Recent studies have shown that HPV infections have been found to cause cancer of the oropharynx, the middle section of the throat, which is the soft palate, the base of the tongue, and the tonsils. In the United States, more than half of oropharynx cancers are linked to the HPV-16 form of the virus. The incidence of this cancer has increased steadily in the past 20 years, especially among men. In fact, it is estimated that HPV will cause more oropharyngeal cancers than cervical cancers by the year 2020.

If Douglas claims he was infected by way of cunnilingus, than it must mean that Catherine Zeta-Jones must have HPV too. However, they aren't alone. In fact, they're the majority.

HPV is the most common sexually transmitted infection in the United States. According to the Center for Disease Control and Prevention, out of the 20 million new sexually transmitted infections that occur each year, 14 million of those are HPV. Most men and women will get HPV at some point in their lives.

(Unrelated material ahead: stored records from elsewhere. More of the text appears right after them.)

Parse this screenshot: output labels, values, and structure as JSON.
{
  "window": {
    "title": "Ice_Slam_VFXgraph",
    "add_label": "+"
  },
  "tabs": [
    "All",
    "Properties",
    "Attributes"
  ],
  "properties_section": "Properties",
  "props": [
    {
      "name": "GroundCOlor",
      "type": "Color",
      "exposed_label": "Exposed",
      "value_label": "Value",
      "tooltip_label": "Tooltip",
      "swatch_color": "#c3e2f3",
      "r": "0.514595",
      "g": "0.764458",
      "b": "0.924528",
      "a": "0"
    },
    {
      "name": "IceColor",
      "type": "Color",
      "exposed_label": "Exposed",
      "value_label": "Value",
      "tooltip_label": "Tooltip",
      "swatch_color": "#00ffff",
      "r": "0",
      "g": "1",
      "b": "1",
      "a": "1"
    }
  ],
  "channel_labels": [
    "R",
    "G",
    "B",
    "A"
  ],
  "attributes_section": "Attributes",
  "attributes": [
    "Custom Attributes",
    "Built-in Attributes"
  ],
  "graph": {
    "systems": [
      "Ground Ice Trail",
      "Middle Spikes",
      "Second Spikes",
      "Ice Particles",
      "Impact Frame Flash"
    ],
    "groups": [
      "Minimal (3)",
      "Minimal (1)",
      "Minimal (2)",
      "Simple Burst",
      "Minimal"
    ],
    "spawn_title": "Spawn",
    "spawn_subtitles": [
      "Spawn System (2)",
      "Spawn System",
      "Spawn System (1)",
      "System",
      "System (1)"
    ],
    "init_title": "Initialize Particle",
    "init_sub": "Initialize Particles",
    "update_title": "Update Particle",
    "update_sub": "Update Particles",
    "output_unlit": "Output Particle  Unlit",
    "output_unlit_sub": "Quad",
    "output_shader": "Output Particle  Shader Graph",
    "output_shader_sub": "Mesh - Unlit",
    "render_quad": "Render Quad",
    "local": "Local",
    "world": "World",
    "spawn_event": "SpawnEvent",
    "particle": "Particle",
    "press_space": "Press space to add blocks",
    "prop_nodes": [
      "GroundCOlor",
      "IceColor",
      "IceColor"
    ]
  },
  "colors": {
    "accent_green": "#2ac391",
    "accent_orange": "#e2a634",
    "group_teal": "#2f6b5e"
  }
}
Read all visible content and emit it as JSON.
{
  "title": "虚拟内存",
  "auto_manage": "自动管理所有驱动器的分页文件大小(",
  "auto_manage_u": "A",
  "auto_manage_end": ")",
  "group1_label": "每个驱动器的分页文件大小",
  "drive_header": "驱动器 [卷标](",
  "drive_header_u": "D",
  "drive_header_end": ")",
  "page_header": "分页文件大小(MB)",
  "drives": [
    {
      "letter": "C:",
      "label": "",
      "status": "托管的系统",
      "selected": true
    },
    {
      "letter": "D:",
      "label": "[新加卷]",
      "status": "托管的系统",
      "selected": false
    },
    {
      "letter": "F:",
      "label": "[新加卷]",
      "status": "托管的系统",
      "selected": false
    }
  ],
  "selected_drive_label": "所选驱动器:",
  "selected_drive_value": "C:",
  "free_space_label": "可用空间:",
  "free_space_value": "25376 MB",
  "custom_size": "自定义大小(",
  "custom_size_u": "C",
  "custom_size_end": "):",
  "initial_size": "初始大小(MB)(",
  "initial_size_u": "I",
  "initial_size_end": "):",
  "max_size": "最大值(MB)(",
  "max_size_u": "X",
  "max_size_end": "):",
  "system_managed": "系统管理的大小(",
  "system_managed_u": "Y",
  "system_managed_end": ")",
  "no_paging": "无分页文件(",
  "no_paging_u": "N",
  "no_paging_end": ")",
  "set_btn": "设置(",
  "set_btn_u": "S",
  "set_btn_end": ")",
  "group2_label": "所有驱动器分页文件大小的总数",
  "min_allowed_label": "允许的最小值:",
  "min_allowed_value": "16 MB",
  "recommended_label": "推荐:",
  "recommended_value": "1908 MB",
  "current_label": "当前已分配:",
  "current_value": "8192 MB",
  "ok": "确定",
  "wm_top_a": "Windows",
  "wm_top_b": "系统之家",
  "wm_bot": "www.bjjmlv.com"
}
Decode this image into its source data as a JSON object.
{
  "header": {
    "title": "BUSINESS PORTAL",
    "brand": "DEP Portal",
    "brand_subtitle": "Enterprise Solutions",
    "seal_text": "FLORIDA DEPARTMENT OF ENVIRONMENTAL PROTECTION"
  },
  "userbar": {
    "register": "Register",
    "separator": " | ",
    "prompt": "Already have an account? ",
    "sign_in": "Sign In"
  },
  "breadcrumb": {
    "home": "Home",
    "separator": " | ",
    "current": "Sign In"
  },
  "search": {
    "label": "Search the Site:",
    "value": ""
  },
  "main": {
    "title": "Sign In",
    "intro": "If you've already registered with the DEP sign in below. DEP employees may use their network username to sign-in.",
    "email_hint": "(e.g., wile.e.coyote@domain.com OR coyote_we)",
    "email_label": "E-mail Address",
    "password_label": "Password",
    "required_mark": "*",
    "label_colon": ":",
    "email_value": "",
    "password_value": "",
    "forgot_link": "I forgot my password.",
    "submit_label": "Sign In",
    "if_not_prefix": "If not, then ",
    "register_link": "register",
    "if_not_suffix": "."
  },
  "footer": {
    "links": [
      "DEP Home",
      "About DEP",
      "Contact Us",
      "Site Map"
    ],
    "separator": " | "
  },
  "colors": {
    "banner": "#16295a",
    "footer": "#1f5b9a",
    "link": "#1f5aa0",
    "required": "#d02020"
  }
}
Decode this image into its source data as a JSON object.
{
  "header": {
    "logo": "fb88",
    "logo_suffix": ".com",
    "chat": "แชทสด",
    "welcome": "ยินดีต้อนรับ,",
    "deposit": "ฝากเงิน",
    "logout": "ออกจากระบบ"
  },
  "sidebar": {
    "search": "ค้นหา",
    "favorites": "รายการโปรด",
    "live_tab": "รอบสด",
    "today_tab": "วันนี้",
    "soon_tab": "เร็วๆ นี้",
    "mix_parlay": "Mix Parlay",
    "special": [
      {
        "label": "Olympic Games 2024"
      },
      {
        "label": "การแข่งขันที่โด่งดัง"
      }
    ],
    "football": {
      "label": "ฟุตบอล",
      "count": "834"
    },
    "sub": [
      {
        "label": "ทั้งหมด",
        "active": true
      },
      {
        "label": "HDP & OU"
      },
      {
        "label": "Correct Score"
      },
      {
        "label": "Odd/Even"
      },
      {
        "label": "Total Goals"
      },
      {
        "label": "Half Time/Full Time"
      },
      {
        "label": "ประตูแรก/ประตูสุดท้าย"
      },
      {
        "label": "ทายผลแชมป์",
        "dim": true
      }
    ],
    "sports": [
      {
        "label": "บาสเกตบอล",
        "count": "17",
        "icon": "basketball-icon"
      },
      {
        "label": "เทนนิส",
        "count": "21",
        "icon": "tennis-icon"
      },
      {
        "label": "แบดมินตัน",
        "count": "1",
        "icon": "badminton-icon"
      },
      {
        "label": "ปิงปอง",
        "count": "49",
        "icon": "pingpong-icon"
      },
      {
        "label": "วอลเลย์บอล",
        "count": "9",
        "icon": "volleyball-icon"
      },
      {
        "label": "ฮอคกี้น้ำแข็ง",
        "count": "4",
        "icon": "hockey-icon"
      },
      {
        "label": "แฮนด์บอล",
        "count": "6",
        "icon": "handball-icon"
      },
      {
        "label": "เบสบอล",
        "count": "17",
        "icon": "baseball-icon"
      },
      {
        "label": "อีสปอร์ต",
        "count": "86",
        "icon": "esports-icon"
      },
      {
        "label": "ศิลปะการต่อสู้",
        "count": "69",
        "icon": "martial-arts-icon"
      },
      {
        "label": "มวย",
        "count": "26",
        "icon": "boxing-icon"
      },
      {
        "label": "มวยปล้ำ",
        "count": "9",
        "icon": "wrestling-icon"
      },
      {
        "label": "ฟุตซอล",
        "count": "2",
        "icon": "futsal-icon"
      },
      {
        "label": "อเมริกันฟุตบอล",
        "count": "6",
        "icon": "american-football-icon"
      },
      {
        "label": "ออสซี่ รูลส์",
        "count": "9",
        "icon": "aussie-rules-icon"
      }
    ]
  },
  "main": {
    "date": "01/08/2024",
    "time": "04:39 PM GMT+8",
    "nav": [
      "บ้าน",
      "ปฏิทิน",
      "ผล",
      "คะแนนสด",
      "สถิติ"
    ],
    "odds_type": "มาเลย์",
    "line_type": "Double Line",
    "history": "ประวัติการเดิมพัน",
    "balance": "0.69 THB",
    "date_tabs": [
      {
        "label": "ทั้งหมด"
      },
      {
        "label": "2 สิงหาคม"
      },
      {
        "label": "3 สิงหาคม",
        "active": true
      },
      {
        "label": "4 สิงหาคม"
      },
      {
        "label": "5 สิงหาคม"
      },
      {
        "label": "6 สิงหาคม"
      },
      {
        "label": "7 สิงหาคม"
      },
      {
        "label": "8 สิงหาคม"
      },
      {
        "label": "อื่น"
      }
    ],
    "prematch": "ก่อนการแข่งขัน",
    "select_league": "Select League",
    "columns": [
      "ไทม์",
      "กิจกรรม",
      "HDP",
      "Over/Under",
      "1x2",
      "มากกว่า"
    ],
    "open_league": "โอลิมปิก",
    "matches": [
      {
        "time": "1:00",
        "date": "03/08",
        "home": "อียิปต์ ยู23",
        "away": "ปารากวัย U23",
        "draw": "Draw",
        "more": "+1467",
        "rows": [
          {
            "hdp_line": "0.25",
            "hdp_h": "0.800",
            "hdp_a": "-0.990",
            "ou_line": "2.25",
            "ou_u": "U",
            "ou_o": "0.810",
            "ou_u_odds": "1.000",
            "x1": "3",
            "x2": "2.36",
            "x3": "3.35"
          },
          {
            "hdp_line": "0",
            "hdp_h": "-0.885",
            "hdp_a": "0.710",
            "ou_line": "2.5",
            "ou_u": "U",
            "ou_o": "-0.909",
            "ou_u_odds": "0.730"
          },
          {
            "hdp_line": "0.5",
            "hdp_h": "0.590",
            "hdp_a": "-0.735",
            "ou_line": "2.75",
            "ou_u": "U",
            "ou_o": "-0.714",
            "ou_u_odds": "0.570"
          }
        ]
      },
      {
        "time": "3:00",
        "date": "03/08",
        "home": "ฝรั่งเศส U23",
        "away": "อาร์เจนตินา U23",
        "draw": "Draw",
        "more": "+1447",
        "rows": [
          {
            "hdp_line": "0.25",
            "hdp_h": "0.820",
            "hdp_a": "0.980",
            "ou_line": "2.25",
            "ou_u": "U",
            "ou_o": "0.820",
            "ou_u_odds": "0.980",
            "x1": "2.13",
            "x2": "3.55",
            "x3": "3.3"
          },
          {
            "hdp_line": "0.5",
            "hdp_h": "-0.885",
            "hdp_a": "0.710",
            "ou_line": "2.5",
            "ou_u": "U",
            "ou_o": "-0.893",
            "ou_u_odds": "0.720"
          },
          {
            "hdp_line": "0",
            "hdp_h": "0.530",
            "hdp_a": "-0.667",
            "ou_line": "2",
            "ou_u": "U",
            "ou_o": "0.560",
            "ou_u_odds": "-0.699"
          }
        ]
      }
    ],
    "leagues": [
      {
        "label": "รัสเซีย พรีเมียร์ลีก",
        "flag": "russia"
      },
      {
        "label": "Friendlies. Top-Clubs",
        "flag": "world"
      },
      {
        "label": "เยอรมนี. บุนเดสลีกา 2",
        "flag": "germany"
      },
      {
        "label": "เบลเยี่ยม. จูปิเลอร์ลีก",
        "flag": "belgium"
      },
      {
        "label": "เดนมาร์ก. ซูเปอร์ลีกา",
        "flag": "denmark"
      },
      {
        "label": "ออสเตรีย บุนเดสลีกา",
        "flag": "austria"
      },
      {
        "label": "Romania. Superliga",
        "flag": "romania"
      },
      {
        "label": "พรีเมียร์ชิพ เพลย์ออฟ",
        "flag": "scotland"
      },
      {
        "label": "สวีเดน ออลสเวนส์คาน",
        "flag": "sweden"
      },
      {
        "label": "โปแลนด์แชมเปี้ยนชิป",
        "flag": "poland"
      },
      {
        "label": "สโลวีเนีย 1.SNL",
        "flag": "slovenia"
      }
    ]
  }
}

There are more than 40 types of HPV that can infect the genital areas, mouth, and throat of men and women. The most common health problems cause by HPV are genital warts, recurrant respiratory papillomatosis, cervical cancer, genital cancers (vulva, vagina, penis, or anus) and oropharyngeal cancer (head, neck or throat).

Fortunately, our body’s immune system usually clears up most HPV naturally within two years, even though some infections may still persist. However, not everyone is fortunate to have a thriving immune system. Previous research has shown that around 75% to 80% of HIV-positive women also have HPV.

Women with both HIV and HPV are at a higher risk of cervical cancer and according to AIDS Beacon, 20% to 60% of HIV-positive women are showing precancerous cervical symptoms.

Currently, there are no Food and Drug Administration-approved tests to detect HPV infections in men. In women, they are usually diagnosed through Pap smears, which detect the presence of abnormal or cancerous cells in the cervix.

The FDA has approved only two HPV vaccines: Gardisil and Cervarix. Both vaccines are highly effective, but neither has been approved for the prevention of penile or oropharyngeal cancer. Currently there is no treatment for ongoing HPV infections, except for the cases of genital warts and precancerous lesions. The CDC recommends that girls from their teens through age 26 be vaccinated, and boys from their teens through 21 (26 if they’re gay or bisexual).

HPV vaccinations are most effective if they are done before the person has ever had sex.